El profesor trató de charlar con Aaron, pero éste estaba demasiado harto de él como para conversar, y contestó sus estúpidas preguntas («¿A usted también le gusta la historia?» «Rachel será una gran profesora, ¿no cree?» «Me gustan los St. Louis Cardinals... oh, ¿cuándo se han ido a Arizona?») con palabras de una o dos sílabas. Aaron intentó seguir el partido, pero no pudo evitar notar que Rachel parecía muy nerviosa: no dejaba de mirar por la ventana y luego desaparecía en la cocina.

Nadie se sintió tan aliviado como Aaron cuando, finalmente, todos comenzaron a irse; al fin sólo quedaron el profesor, Dagne y Rachel.

El profesor fue el primero en marcharse.

—¡Bueno, será mejor que me vaya! Mañana tengo que trabajar. —Echó una nerviosa mirada a Aaron y luego besó a Rachel en la mejilla—. Gracias por la comida.

—De nada —repuso ella, mirando al suelo—. Por cierto..., ¿me has traído el móvil?

Él tipo hizo una mueca y chasqueó los dedos.

—Ya sabía que me dejaba algo —contestó—. Te lo traeré mañana. Tengo un par de cosas que te quiero dar.

Aaron podía imaginar qué serían. En cuanto el profesor se hubo marchado, Dagne recogió sus cosas.

—Me alegro de haberlo conocido, señor Lear.
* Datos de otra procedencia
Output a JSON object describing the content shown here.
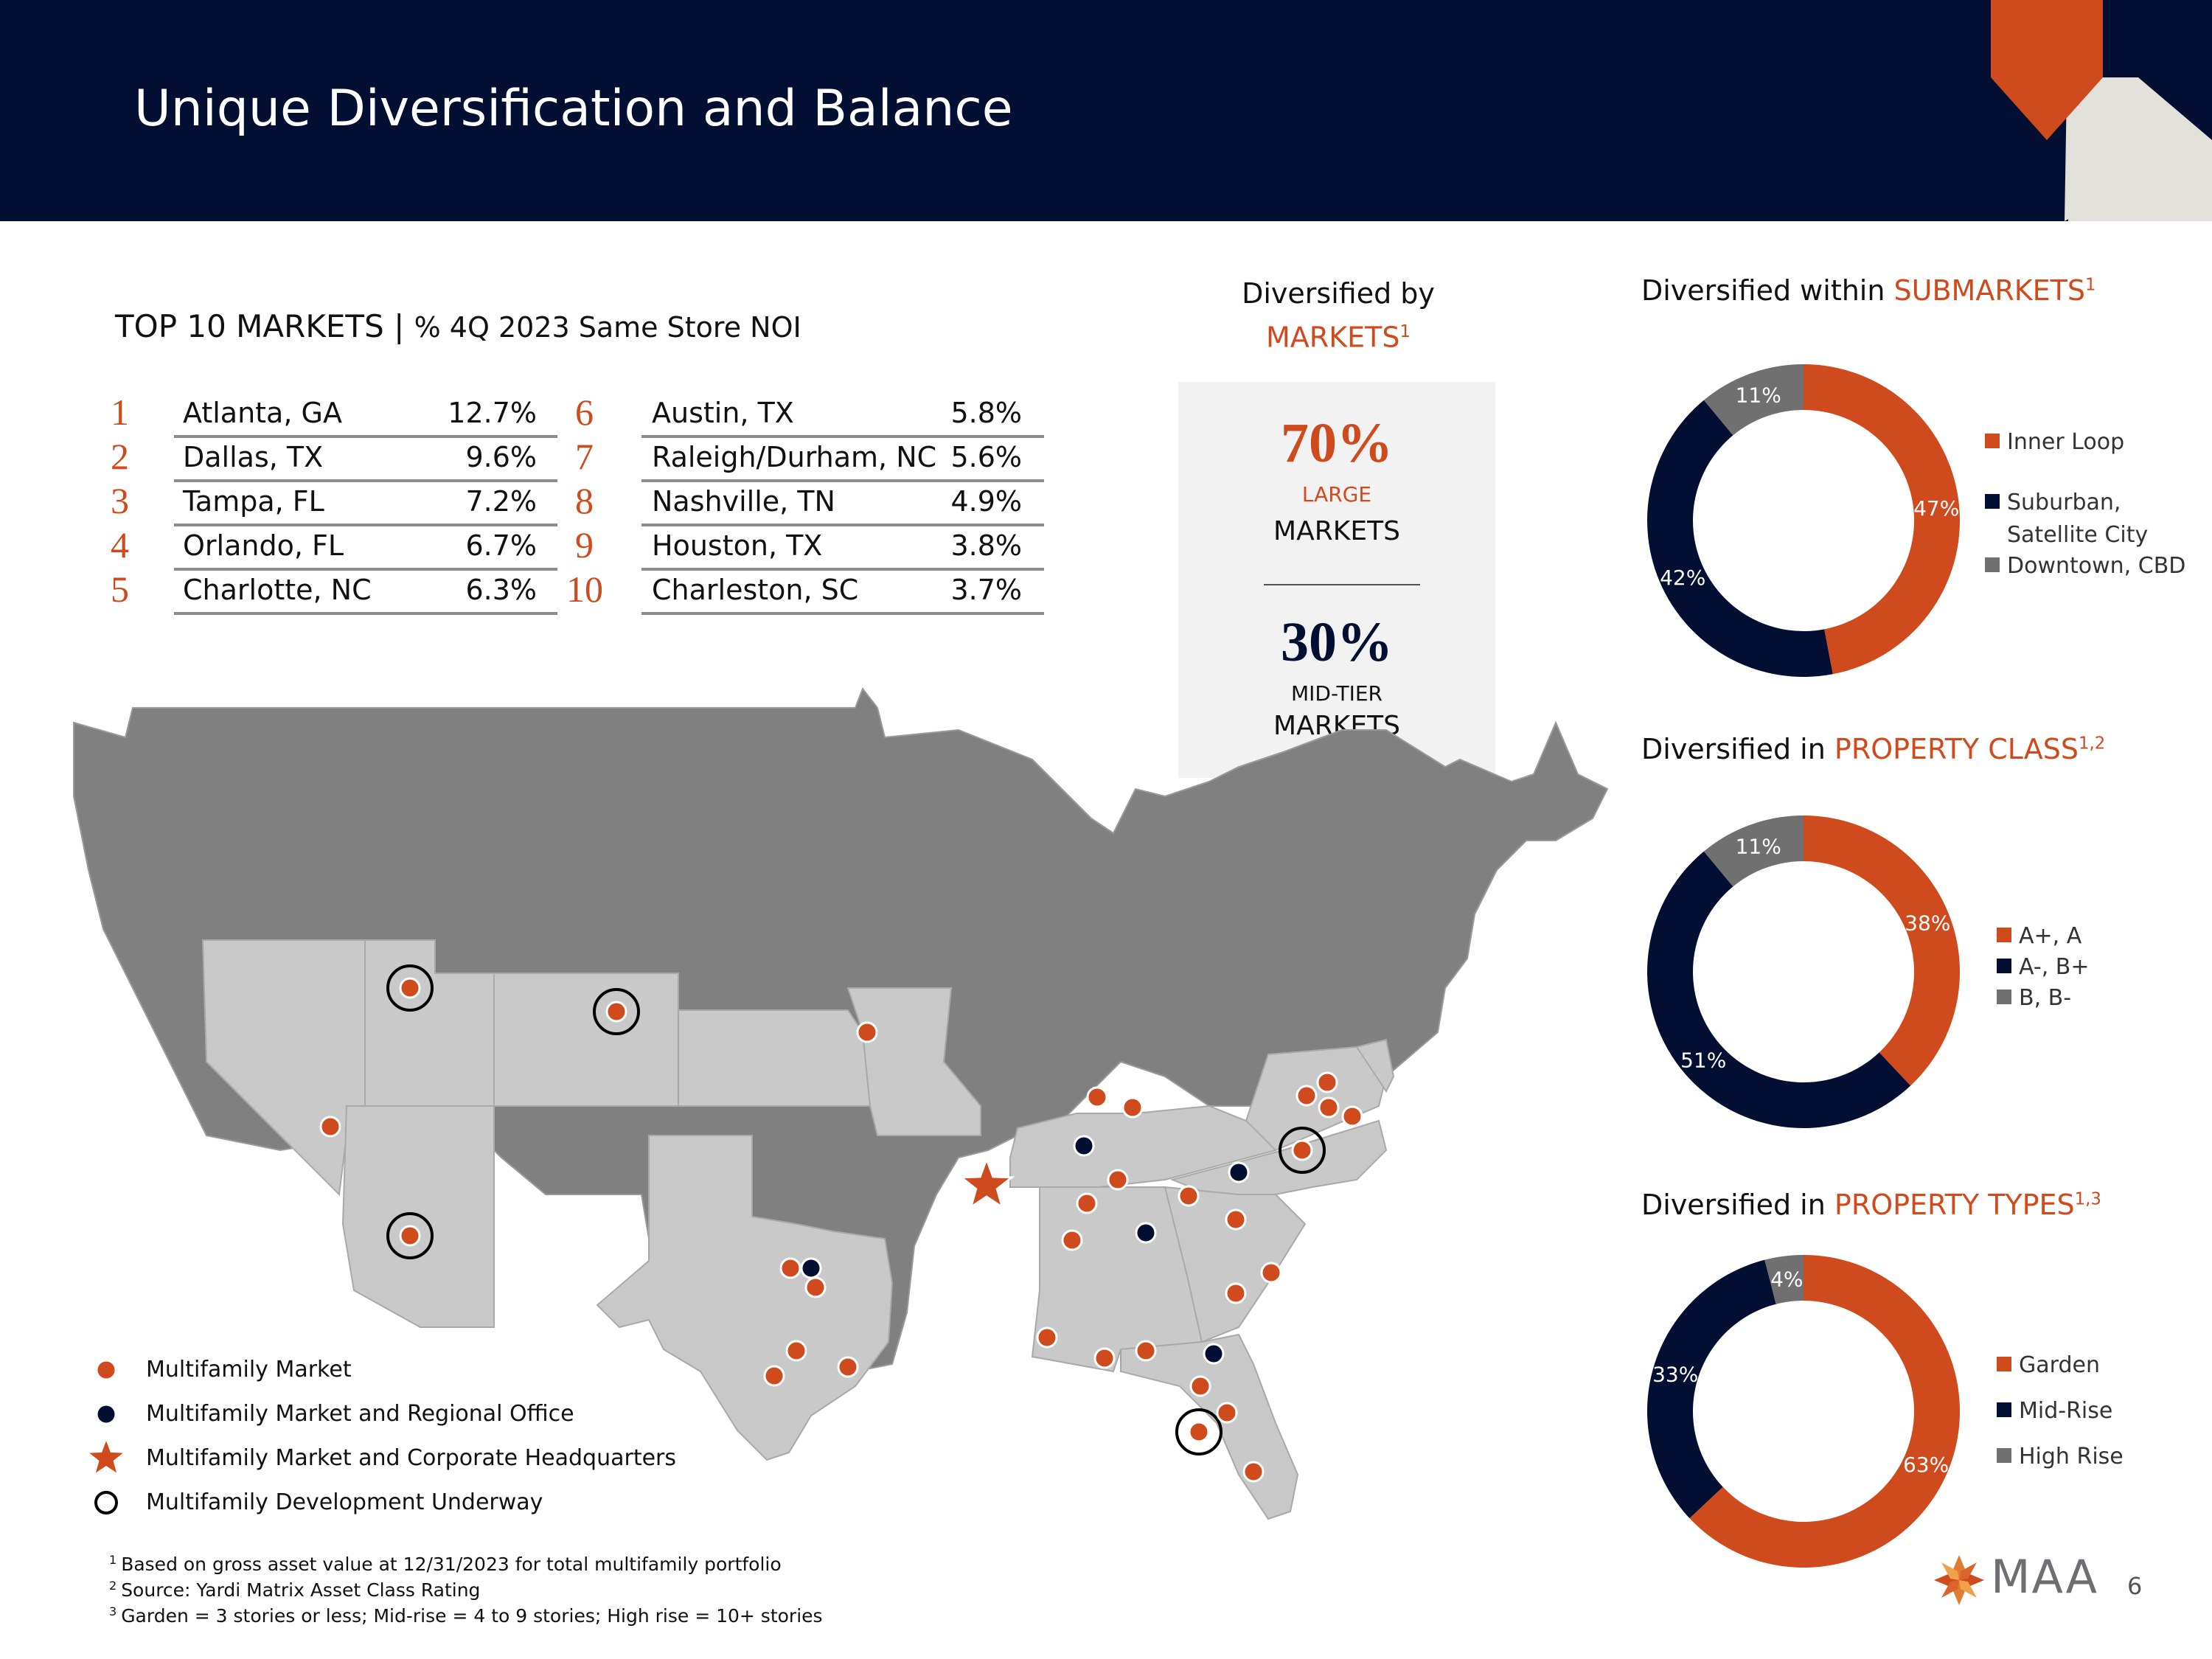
{
  "header": {
    "title": "Unique Diversification and Balance"
  },
  "top10": {
    "title": "TOP 10 MARKETS",
    "separator": "|",
    "subtitle": "% 4Q 2023 Same Store NOI",
    "markets": [
      {
        "rank": "1",
        "name": "Atlanta, GA",
        "value": "12.7%"
      },
      {
        "rank": "2",
        "name": "Dallas, TX",
        "value": "9.6%"
      },
      {
        "rank": "3",
        "name": "Tampa, FL",
        "value": "7.2%"
      },
      {
        "rank": "4",
        "name": "Orlando, FL",
        "value": "6.7%"
      },
      {
        "rank": "5",
        "name": "Charlotte, NC",
        "value": "6.3%"
      },
      {
        "rank": "6",
        "name": "Austin, TX",
        "value": "5.8%"
      },
      {
        "rank": "7",
        "name": "Raleigh/Durham, NC",
        "value": "5.6%"
      },
      {
        "rank": "8",
        "name": "Nashville, TN",
        "value": "4.9%"
      },
      {
        "rank": "9",
        "name": "Houston, TX",
        "value": "3.8%"
      },
      {
        "rank": "10",
        "name": "Charleston, SC",
        "value": "3.7%"
      }
    ]
  },
  "markets_box": {
    "title_line1": "Diversified by",
    "title_line2": "MARKETS",
    "title_sup": "1",
    "large_pct": "70%",
    "large_label": "LARGE",
    "large_word": "MARKETS",
    "mid_pct": "30%",
    "mid_label": "MID-TIER",
    "mid_word": "MARKETS"
  },
  "colors": {
    "navy": "#030f32",
    "orange": "#cf4a1c",
    "gray": "#707070",
    "state_dark": "#808080",
    "state_light": "#c9c9c9"
  },
  "map_legend": [
    {
      "label": "Multifamily Market",
      "icon": "orange-dot-icon"
    },
    {
      "label": "Multifamily Market and Regional Office",
      "icon": "navy-dot-icon"
    },
    {
      "label": "Multifamily Market and Corporate Headquarters",
      "icon": "star-icon"
    },
    {
      "label": "Multifamily Development Underway",
      "icon": "ring-icon"
    }
  ],
  "footnotes": [
    {
      "sup": "1",
      "text": "Based on gross asset value at 12/31/2023 for total multifamily portfolio"
    },
    {
      "sup": "2",
      "text": "Source: Yardi Matrix Asset Class Rating"
    },
    {
      "sup": "3",
      "text": "Garden = 3 stories or less; Mid-rise = 4 to 9 stories; High rise = 10+ stories"
    }
  ],
  "page_number": "6",
  "logo": {
    "text": "MAA"
  },
  "chart_data": [
    {
      "type": "pie",
      "title_prefix": "Diversified within ",
      "title_highlight": "SUBMARKETS",
      "title_sup": "1",
      "labels": [
        "Inner Loop",
        "Suburban, Satellite City",
        "Downtown, CBD"
      ],
      "label_lines": [
        [
          "Inner Loop"
        ],
        [
          "Suburban,",
          "Satellite City"
        ],
        [
          "Downtown, CBD"
        ]
      ],
      "values": [
        47,
        42,
        11
      ],
      "value_labels": [
        "47%",
        "42%",
        "11%"
      ],
      "colors": [
        "#cf4a1c",
        "#030f32",
        "#707070"
      ]
    },
    {
      "type": "pie",
      "title_prefix": "Diversified in ",
      "title_highlight": "PROPERTY CLASS",
      "title_sup": "1,2",
      "labels": [
        "A+, A",
        "A-, B+",
        "B, B-"
      ],
      "label_lines": [
        [
          "A+, A"
        ],
        [
          "A-, B+"
        ],
        [
          "B, B-"
        ]
      ],
      "values": [
        38,
        51,
        11
      ],
      "value_labels": [
        "38%",
        "51%",
        "11%"
      ],
      "colors": [
        "#cf4a1c",
        "#030f32",
        "#707070"
      ]
    },
    {
      "type": "pie",
      "title_prefix": "Diversified in ",
      "title_highlight": "PROPERTY TYPES",
      "title_sup": "1,3",
      "labels": [
        "Garden",
        "Mid-Rise",
        "High Rise"
      ],
      "label_lines": [
        [
          "Garden"
        ],
        [
          "Mid-Rise"
        ],
        [
          "High Rise"
        ]
      ],
      "values": [
        63,
        33,
        4
      ],
      "value_labels": [
        "63%",
        "33%",
        "4%"
      ],
      "colors": [
        "#cf4a1c",
        "#030f32",
        "#707070"
      ]
    }
  ]
}
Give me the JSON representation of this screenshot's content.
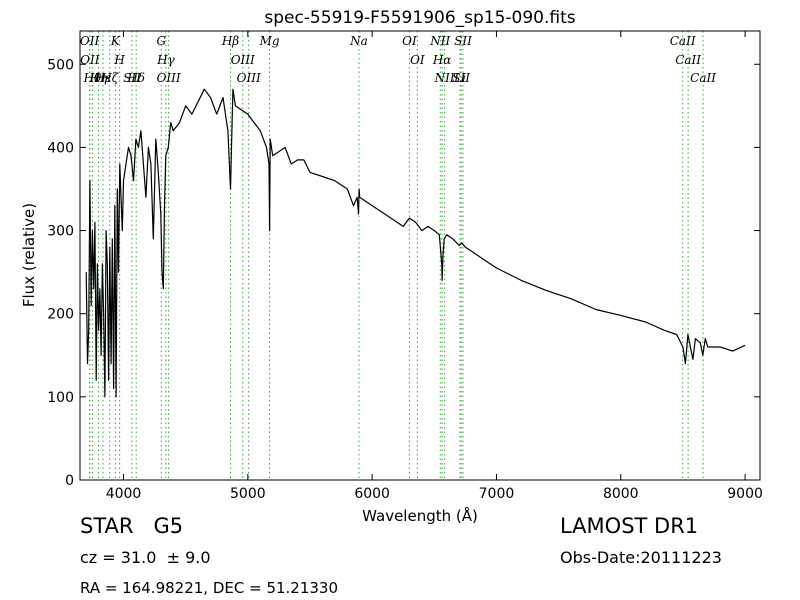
{
  "chart_data": {
    "type": "line",
    "title": "spec-55919-F5591906_sp15-090.fits",
    "xlabel": "Wavelength (Å)",
    "ylabel": "Flux (relative)",
    "xlim": [
      3650,
      9120
    ],
    "ylim": [
      0,
      540
    ],
    "xticks": [
      4000,
      5000,
      6000,
      7000,
      8000,
      9000
    ],
    "yticks": [
      0,
      100,
      200,
      300,
      400,
      500
    ],
    "grid": false,
    "line_color": "#000000",
    "marker_line_color": "#33aa33",
    "series": [
      {
        "x": [
          3700,
          3710,
          3720,
          3730,
          3740,
          3750,
          3760,
          3770,
          3780,
          3790,
          3800,
          3810,
          3820,
          3830,
          3840,
          3850,
          3860,
          3870,
          3880,
          3890,
          3900,
          3910,
          3920,
          3930,
          3940,
          3950,
          3960,
          3970,
          3980,
          3990,
          4000,
          4020,
          4040,
          4060,
          4080,
          4100,
          4120,
          4140,
          4160,
          4180,
          4200,
          4220,
          4240,
          4260,
          4280,
          4300,
          4310,
          4320,
          4330,
          4340,
          4360,
          4380,
          4400,
          4450,
          4500,
          4550,
          4600,
          4650,
          4700,
          4750,
          4800,
          4820,
          4840,
          4861,
          4880,
          4900,
          4950,
          5000,
          5050,
          5100,
          5150,
          5170,
          5175,
          5180,
          5200,
          5250,
          5300,
          5350,
          5400,
          5450,
          5500,
          5600,
          5700,
          5800,
          5850,
          5880,
          5890,
          5895,
          5900,
          5950,
          6000,
          6100,
          6200,
          6250,
          6300,
          6350,
          6400,
          6450,
          6500,
          6540,
          6560,
          6563,
          6570,
          6580,
          6600,
          6650,
          6700,
          6720,
          6750,
          6800,
          6900,
          7000,
          7200,
          7400,
          7600,
          7800,
          8000,
          8200,
          8350,
          8450,
          8500,
          8520,
          8540,
          8560,
          8580,
          8600,
          8640,
          8660,
          8680,
          8700,
          8800,
          8900,
          9000
        ],
        "y": [
          250,
          140,
          180,
          360,
          210,
          300,
          230,
          310,
          120,
          260,
          180,
          230,
          150,
          260,
          200,
          100,
          300,
          260,
          120,
          280,
          140,
          290,
          110,
          330,
          100,
          350,
          250,
          380,
          340,
          300,
          360,
          380,
          400,
          390,
          360,
          410,
          400,
          420,
          380,
          340,
          400,
          380,
          290,
          410,
          370,
          320,
          250,
          230,
          330,
          390,
          400,
          430,
          420,
          430,
          450,
          440,
          455,
          470,
          460,
          440,
          460,
          440,
          420,
          350,
          470,
          450,
          445,
          440,
          430,
          420,
          400,
          380,
          300,
          410,
          390,
          395,
          400,
          380,
          385,
          385,
          370,
          365,
          360,
          350,
          330,
          340,
          320,
          350,
          340,
          335,
          330,
          320,
          310,
          305,
          315,
          310,
          300,
          305,
          300,
          295,
          260,
          240,
          270,
          290,
          295,
          290,
          282,
          285,
          280,
          275,
          265,
          255,
          240,
          228,
          218,
          205,
          198,
          190,
          180,
          175,
          160,
          140,
          175,
          160,
          145,
          170,
          165,
          150,
          170,
          160,
          160,
          155,
          162
        ]
      }
    ],
    "line_markers": [
      {
        "wl": 3727,
        "label": "OII"
      },
      {
        "wl": 3729,
        "label": "OII"
      },
      {
        "wl": 3750,
        "label": "Hθ"
      },
      {
        "wl": 3799,
        "label": "Hη"
      },
      {
        "wl": 3835,
        "label": "Hε"
      },
      {
        "wl": 3889,
        "label": "Hζ"
      },
      {
        "wl": 3934,
        "label": "K"
      },
      {
        "wl": 3969,
        "label": "H"
      },
      {
        "wl": 4068,
        "label": "SII"
      },
      {
        "wl": 4102,
        "label": "Hδ"
      },
      {
        "wl": 4304,
        "label": "G"
      },
      {
        "wl": 4341,
        "label": "Hγ"
      },
      {
        "wl": 4363,
        "label": "OIII"
      },
      {
        "wl": 4861,
        "label": "Hβ"
      },
      {
        "wl": 4959,
        "label": "OIII"
      },
      {
        "wl": 5007,
        "label": "OIII"
      },
      {
        "wl": 5175,
        "label": "Mg"
      },
      {
        "wl": 5894,
        "label": "Na"
      },
      {
        "wl": 6300,
        "label": "OI"
      },
      {
        "wl": 6364,
        "label": "OI"
      },
      {
        "wl": 6548,
        "label": "NII"
      },
      {
        "wl": 6563,
        "label": "Hα"
      },
      {
        "wl": 6583,
        "label": "NII"
      },
      {
        "wl": 6707,
        "label": "Li"
      },
      {
        "wl": 6716,
        "label": "SII"
      },
      {
        "wl": 6731,
        "label": "SII"
      },
      {
        "wl": 8498,
        "label": "CaII"
      },
      {
        "wl": 8542,
        "label": "CaII"
      },
      {
        "wl": 8662,
        "label": "CaII"
      }
    ]
  },
  "info": {
    "class_line": "STAR   G5",
    "cz_line": "cz = 31.0  ± 9.0",
    "radec_line": "RA = 164.98221, DEC = 51.21330",
    "survey": "LAMOST DR1",
    "obs_date": "Obs-Date:20111223"
  }
}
—Lo mismo digo, Dagne. No te metas en líos con eso de la brujería —repuso Aaron guiñándole un ojo.

Dagne suspiró y movió la cabeza.

—Ya es demasiado tarde, me temo —contestó, y miró a Rachel—. ¿Recuerdas lo que hicimos el otro día? Pues creo que la pifié. Me parece que hemos conseguido que funcione al revés...

—Vale, oye, te llamo después —la interrumpió Rachel rápidamente, mientras la acompañaba a la puerta. Salieron juntas; Aaron pudo oír que discutían de una forma bastante acalorada, y luego Rachel dijo adiós y volvió a entrar, más nerviosa que antes.

—¿Pasa algo?

—No —contestó Rachel en seguida, negando con la cabeza—. Sólo es... —El teléfono interrumpió lo que fuera a decir, y ella prácticamente se lanzó en plancha para cogerlo—. Un momento, papá —dijo mientras cogía el auricular—. ¿Sí? —contestó sin aliento, y al instante le cambió la cara a peor—. Ah, sí. Hola, Mike... Lo siento, estoy un poco descolocada. He tenido un montón de gente en casa —explicó y se metió en la cocina, alejándose de Aaron.

Un hombre. Ése era el motivo de tantos nervios. Aaron no había criado tres hijas sin aprender todas las señales que indican ansiedad por un hombre. Pero bueno, no era por el idiota ese del profesor, así que ya estaba contento.

Lo cierto era que, en general, estaba bastante contento. Estaba satisfecho con Rachel; era un poco rara, pero Aaron estaba empezando a valorar su singularidad.

Sí, pensó que se quedaría esa noche y charlaría tranquilamente con su hija. Y escucharía. Si se olvidaba de eso, Bonnie lo mataría.